I'd say meet him, give him a chance and then see.

I mean, as an example, myself and Matt. He was the one that said that we should move in together. Me? I've never lived with people other than my parents....and, with him being a 'man's man', would he not like seeing me naked in the morning? Without makeup? Would I just be annoying to live with? Would I just be moaning on and on all the time?

So, after a conversation with my mum and dad - essentially [i]'..Cass, stop being a diva. He really likes you. Give it a go..'[/i] - I did move in with him. Then we got a place together and, boom, 3 years have passed and we're very happy together.

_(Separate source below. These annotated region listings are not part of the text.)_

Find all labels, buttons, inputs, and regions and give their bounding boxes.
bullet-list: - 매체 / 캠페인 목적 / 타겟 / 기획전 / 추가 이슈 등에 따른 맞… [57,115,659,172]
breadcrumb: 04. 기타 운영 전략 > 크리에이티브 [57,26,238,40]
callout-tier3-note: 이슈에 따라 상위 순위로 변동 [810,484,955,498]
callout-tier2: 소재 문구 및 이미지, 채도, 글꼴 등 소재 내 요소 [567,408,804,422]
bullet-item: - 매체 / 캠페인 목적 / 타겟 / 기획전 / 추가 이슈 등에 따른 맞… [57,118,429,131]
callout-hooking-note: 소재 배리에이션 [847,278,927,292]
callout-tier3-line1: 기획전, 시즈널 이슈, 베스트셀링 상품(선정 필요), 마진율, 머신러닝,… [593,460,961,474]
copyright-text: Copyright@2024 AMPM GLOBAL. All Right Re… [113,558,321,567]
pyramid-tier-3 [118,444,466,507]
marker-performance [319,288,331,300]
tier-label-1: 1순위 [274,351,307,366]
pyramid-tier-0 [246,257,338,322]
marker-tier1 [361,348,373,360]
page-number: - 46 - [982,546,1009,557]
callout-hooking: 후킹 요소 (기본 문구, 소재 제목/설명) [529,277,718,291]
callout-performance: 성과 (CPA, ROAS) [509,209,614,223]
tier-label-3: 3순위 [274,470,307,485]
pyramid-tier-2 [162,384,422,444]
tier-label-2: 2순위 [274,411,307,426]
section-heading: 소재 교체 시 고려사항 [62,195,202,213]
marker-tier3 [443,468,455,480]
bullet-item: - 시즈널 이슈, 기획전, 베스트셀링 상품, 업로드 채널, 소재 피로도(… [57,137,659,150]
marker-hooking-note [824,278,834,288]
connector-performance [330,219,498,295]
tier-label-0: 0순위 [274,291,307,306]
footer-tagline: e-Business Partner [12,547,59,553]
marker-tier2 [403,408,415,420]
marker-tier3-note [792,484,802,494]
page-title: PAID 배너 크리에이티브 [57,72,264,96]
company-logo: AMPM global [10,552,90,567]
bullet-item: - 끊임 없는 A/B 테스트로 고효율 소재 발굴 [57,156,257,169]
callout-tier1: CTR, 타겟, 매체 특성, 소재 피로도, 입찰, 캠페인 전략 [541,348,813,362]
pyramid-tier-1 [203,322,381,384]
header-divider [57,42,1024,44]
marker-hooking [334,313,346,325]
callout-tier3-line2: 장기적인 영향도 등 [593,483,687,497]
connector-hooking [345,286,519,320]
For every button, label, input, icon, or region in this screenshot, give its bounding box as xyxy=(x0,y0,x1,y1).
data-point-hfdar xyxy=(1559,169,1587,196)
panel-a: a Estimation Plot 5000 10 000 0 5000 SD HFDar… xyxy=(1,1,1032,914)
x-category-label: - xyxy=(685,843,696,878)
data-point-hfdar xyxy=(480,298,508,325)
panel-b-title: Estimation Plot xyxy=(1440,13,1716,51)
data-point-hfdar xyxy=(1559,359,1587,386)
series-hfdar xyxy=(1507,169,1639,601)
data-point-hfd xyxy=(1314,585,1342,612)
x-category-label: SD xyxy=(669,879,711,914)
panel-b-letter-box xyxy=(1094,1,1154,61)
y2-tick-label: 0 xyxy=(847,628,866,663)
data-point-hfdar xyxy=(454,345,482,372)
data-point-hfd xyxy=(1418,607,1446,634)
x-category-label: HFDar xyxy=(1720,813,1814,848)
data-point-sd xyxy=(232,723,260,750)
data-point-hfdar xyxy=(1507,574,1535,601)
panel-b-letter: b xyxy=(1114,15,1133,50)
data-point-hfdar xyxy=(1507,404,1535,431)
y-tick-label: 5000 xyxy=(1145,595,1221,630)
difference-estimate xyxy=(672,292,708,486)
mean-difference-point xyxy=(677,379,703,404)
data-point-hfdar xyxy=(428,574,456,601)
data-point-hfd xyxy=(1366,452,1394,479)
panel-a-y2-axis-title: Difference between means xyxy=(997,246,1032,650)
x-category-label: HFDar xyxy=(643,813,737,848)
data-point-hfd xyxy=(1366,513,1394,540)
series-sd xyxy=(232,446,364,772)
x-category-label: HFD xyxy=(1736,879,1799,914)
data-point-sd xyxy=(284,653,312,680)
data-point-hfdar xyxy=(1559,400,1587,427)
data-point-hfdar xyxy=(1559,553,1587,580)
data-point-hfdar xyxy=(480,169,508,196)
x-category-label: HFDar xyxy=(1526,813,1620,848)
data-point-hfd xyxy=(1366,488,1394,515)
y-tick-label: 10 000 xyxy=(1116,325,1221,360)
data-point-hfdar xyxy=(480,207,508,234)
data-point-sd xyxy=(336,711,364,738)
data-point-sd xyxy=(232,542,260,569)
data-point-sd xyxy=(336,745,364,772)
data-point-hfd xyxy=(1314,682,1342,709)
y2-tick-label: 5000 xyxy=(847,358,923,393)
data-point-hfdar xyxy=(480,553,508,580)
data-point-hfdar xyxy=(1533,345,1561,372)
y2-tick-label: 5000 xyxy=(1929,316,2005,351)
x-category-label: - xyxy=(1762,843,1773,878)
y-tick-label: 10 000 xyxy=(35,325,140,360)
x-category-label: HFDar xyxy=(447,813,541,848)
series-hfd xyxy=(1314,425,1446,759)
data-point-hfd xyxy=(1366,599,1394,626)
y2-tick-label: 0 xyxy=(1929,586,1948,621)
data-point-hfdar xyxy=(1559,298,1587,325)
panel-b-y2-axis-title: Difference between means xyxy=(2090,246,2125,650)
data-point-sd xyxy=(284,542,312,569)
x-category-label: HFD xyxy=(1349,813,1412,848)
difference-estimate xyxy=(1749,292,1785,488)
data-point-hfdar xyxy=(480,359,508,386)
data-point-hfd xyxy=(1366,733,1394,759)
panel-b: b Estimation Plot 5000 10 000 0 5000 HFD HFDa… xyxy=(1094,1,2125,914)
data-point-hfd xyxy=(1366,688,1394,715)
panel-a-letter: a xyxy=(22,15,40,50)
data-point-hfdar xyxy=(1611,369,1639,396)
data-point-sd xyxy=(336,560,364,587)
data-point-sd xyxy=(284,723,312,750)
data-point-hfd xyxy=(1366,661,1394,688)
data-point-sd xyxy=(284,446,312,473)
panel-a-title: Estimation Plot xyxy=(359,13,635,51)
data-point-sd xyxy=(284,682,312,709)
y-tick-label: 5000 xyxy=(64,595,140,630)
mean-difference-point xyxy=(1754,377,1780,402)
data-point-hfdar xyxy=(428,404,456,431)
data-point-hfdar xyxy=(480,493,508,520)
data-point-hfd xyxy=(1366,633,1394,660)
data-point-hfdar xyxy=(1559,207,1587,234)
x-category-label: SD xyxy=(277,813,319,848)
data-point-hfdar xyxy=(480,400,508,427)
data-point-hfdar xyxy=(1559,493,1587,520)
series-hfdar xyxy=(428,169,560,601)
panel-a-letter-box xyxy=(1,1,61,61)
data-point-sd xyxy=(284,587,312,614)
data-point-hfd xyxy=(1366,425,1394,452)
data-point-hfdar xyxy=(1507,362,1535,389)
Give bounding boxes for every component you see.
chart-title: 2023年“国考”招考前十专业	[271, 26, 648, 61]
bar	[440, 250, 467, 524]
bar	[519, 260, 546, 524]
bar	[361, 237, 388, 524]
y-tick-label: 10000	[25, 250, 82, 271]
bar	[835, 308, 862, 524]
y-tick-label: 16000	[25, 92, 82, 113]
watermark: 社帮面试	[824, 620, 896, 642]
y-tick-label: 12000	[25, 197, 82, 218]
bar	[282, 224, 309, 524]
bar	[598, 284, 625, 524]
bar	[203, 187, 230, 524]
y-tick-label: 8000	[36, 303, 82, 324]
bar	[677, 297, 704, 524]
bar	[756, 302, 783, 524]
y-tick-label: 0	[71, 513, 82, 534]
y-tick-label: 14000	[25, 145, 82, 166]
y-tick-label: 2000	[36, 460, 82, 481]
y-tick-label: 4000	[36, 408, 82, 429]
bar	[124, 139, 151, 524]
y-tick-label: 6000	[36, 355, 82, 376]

Life can be like going out on a date - everything planned and looking forward to it - or doing your homework - procrastinating, dragging your feet but you know it's going to change your life. This is how we're wired. It doesn't mean that people are anything [i]less[/i] than the other, it just means that they need some encouragement. That's all...

I needed encouragement in my situation....and now? Life [i]without[/i] Matt? Couldn't imagine life [i]before[/i] Matt let alone if we split up.

Just my thoughts...

Cassandra xx
blindbob · 41-45
@CassandraSissy it doesn't look like he's coming after all. he hasn't even purchased the tickets and phone calls have lessened.
I’m so confused. Just tell him everything you just said. Be honest. If he gets mad then he can go away and figure out how to get glad again.
blindbob · 41-45
@Pinkstarburst haha! i guess this is more on me. normally, i would just space things out until he figured out it was over, but i genuinely do want to remain friends because it's been a really long time since i've met someone that i have so many shared interests with. i have really enjoyed just talking about what we're reading and the indie films we both are really into and stuff like that. plus, we come from the same vantage point about cultural things, so it's nice to feel less alone in that regard.
Starcrossed · 41-45, F
Why does there have to be some big blow up. If he can't take the "this isn't working out" talk, you block and go no contact.
blindbob · 41-45
@Starcrossed I'm asking for tips for how to do the "this isn't working out" talk in a way that is productive. we have had a couple "where do things stand" talks already and i think we've made some progress, but then nothing changes.
Starcrossed · 41-45, F
@blindbob straight and to the point just lay it all out there.
It sounds like you don't want it either.
blindbob · 41-45
@Spoiledbrat Right.
LunarOrbit · 56-60, M
Go with your gut.

You already made up your mind.
He's too chicken shit to break it up. Hearing from you will be a relief for him. Show him the exit and he'll gladly accept.